I don’t disagree with you. I am just saying that cases like this end up hurting real abuse cases. And not ALL true cases have corrocorating evidence. The father who masterbates on a child is but one example. I won’t bother with overly detailed examples just to say that the idea that if there isn’t ‘corroborating’ evidence ( and how many young children can describe a penius when they are most likely closing their eyes tight against the abuse?)proves a lack of guilt is not always true.
There are differences between "pure logic" and the rules of jurisprudence. In logic a negative premise is never demonstrably correct. Ie: During the eight years of the Bush administration there were no terrorist attacks on US territory due to the war on terror. That is not logically correct as the correlation is not causation. That is, there may very well have been other reasons besides the WOT that prevented attacks.

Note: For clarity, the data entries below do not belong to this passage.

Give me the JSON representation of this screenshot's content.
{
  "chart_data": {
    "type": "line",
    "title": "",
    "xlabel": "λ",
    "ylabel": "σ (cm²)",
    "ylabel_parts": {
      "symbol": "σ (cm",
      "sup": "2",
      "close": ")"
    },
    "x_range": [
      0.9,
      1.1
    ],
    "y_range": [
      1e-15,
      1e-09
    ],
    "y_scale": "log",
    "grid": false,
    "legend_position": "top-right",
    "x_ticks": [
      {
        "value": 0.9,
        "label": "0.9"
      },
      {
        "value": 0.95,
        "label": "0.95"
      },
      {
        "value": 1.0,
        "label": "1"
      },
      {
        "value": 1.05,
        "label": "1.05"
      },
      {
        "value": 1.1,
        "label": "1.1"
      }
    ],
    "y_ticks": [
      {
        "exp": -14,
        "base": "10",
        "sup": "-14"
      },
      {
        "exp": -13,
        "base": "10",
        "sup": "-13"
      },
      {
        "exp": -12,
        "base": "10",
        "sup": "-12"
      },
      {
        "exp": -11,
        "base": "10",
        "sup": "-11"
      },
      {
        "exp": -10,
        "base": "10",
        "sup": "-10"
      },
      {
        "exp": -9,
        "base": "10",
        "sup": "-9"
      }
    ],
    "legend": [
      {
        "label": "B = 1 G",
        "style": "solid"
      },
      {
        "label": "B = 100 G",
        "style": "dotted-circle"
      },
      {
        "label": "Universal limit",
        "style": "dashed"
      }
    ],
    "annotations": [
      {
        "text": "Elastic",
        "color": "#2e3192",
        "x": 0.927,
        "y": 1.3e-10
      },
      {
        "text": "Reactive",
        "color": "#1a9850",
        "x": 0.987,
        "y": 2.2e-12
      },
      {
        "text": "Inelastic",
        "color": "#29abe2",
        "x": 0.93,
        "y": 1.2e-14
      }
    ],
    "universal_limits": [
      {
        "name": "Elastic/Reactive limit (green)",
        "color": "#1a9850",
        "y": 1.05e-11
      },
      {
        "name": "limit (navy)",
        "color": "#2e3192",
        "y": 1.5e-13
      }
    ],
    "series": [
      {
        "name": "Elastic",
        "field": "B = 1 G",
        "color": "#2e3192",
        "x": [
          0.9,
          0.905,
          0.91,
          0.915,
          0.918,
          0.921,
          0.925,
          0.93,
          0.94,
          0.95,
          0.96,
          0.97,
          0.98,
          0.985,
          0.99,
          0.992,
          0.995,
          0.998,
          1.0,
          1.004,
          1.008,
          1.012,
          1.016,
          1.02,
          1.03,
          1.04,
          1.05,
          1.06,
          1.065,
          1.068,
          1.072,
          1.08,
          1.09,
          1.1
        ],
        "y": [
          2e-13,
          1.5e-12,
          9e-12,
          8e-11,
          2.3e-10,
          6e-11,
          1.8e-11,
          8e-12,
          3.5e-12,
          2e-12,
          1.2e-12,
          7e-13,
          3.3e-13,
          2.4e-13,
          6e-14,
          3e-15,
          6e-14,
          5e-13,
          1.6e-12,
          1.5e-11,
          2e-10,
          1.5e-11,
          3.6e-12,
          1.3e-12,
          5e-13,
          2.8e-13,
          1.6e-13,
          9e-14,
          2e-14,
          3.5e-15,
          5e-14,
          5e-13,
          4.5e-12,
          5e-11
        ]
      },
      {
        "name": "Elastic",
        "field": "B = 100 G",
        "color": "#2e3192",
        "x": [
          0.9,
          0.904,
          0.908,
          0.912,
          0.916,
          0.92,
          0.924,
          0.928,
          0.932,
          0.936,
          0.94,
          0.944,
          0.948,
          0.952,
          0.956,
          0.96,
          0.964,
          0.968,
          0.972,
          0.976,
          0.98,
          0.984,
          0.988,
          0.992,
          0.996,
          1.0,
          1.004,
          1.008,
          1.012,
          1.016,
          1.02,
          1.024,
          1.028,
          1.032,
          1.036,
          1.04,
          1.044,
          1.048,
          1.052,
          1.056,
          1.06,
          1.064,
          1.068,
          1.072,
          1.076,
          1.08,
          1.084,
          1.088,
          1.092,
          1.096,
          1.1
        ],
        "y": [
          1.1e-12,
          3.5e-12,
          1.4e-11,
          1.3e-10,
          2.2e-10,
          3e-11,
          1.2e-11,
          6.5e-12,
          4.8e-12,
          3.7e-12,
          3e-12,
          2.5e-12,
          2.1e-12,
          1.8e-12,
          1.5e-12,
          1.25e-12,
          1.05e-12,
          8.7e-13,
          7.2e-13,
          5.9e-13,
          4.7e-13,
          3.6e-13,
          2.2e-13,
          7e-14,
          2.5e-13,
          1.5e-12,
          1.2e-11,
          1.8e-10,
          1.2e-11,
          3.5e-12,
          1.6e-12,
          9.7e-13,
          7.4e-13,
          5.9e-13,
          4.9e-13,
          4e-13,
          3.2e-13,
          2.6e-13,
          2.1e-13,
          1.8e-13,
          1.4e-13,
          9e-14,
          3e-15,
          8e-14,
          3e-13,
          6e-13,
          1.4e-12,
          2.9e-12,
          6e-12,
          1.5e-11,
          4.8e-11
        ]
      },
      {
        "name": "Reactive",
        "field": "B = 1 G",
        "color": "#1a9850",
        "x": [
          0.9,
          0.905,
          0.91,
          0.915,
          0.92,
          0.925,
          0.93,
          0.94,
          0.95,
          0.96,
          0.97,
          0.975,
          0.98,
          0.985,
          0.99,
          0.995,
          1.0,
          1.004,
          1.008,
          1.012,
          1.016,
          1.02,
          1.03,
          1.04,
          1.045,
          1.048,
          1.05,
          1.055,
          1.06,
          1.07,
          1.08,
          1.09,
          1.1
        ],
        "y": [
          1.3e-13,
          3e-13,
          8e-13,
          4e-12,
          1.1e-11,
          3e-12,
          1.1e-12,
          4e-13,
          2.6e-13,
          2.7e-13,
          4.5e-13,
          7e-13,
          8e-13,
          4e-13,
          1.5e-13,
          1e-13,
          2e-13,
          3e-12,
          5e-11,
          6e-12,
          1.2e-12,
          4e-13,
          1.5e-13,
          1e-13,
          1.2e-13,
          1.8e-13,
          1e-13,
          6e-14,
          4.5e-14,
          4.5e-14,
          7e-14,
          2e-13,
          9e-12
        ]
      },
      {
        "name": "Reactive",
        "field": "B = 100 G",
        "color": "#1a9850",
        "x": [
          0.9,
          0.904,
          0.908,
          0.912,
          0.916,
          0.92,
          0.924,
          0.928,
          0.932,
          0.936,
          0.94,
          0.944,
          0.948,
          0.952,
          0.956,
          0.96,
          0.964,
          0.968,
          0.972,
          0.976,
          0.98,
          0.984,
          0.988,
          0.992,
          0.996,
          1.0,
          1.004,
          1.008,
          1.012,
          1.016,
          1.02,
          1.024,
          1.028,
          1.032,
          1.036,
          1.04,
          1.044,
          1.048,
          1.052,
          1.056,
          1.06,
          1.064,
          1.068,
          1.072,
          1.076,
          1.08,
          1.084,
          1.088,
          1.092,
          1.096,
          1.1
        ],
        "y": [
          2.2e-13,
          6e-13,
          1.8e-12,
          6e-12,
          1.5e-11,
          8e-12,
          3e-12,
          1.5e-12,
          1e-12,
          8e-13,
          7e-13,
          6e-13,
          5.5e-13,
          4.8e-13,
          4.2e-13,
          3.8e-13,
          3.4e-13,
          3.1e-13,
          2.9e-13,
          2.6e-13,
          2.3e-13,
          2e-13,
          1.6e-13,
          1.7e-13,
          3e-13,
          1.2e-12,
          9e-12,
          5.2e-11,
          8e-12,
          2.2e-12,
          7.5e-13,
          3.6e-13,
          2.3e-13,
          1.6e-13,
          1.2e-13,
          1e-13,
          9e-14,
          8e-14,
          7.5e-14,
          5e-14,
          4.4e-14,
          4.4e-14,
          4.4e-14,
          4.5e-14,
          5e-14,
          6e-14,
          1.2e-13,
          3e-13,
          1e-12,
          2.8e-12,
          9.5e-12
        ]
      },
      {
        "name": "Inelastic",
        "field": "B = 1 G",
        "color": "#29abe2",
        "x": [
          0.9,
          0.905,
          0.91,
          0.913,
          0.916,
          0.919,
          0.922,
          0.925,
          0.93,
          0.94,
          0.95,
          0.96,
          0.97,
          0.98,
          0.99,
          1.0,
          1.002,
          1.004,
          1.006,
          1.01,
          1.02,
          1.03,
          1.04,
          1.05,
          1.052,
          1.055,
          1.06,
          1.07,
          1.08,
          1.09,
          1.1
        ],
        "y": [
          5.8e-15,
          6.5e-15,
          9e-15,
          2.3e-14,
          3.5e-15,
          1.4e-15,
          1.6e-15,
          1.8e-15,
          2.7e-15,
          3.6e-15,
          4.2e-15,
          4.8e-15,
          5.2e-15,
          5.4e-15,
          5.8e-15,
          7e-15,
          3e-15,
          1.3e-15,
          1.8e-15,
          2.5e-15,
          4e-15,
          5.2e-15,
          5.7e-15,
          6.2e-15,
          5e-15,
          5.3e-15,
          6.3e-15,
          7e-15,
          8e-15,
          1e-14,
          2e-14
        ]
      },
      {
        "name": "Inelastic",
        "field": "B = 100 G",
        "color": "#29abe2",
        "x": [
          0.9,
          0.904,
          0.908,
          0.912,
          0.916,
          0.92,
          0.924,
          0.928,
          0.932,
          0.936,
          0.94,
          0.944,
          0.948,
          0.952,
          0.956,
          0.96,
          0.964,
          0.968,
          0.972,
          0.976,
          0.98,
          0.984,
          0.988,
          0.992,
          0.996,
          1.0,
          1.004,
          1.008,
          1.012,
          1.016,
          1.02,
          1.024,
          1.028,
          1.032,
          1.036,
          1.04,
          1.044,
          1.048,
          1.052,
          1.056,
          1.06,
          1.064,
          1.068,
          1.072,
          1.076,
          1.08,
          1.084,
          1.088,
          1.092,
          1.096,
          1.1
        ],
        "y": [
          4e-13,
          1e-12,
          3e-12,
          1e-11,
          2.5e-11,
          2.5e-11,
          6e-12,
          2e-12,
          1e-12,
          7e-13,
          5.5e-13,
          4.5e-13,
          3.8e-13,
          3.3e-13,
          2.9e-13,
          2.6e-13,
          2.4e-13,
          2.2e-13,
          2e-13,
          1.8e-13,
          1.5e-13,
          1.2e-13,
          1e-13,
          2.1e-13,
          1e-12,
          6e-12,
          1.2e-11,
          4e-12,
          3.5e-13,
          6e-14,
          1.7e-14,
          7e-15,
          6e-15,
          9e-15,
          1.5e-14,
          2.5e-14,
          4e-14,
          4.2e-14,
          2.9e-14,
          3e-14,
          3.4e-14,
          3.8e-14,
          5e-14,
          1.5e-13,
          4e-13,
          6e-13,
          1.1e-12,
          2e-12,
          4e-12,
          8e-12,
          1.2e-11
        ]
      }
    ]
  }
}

The rules of American jurisprudence demand proof beyond a reasonable doubt to arrive at a conviction, that opens the door to "lack of evidence" becoming "proof of innocence". In fact it is proof of nothing at all but it is a very reasonable doubt and as such can serve as a defense under the American system of justice which is based on English common law. Things are far different under the Napoleonic code under which the accused is presumed guilty and the burden of proof lies with him to prove his innocence.
In the cases you mentioned the lack of evidence did not prove a thing but thankfully they did provide a "reasonable doubt". When there is a "lack of evidence" you can never know for sure what really happened. That's the logical conclusion!
Regards,
GtG
I think I’d be doing a hit for injustice at this level and damn the consequences.